Realne kwoty na walkę ze smogiem chce przeznaczyć prezydent miasta Łodzi, Hanna Zdanowska. Chce, aby od 2017 roku przez kolejne trzy lata na ten cel miasto z rezerwy kryzysowej przeznaczało 3 mln zł. Pieniądze mają wspomóc proces wymiany źródeł ciepła na niskoemisyjne dla wspólnot mieszkaniowych lub osób indywidualnych.
Dotacje powędrują do wspólnot lub właścicieli budynków wielorodzinnych, którzy mogą otrzymać nawet 50 tys. zł na wymianę instalacji grzewczych. W przypadku domków jednorodzinnych dopłata ma wynieść do 75 proc. kosztów budowy węzła cieplnego i maksymalnie 10 tys. zł. Ci, którzy mogą przyłączyć się do istniejącej już instalacji gazowej mogą dostać do 5,5 tys. zł na budowę pieca grzewczego oraz na podłączenie – do 2,4 tys. zł.

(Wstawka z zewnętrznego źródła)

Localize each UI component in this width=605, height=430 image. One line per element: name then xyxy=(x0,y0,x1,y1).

Zobacz także: Odszkodowanie za smog. Państwo może zapłacić Polakom za trujące powietrze
Dotychczas Łódź organizowała już program „Mia100 Kamienic", w ramach którego podłączono do miejskiej sieci cieplnej ponad 200 budynków. W ten sposób zlikwidowano prawdopodobnie ok. 4 tys. starych pieców. W planach jest podłączenie wszystkich miejskich budynków objętych rewitalizacją do 2022 r.
Sprawdź również: [SMOG] Co zrobić ze starym piecem? [INFOGRAFIKA]
Prezydent miasta podkreśla, że ważna jest również edukacja Polaków, ponieważ w 80 proc. przypadków zanieczyszczeniom powietrza winne jest opalanie niskokalorycznym miałem, węglem słabej jakości i przede wszystkim – odpadami.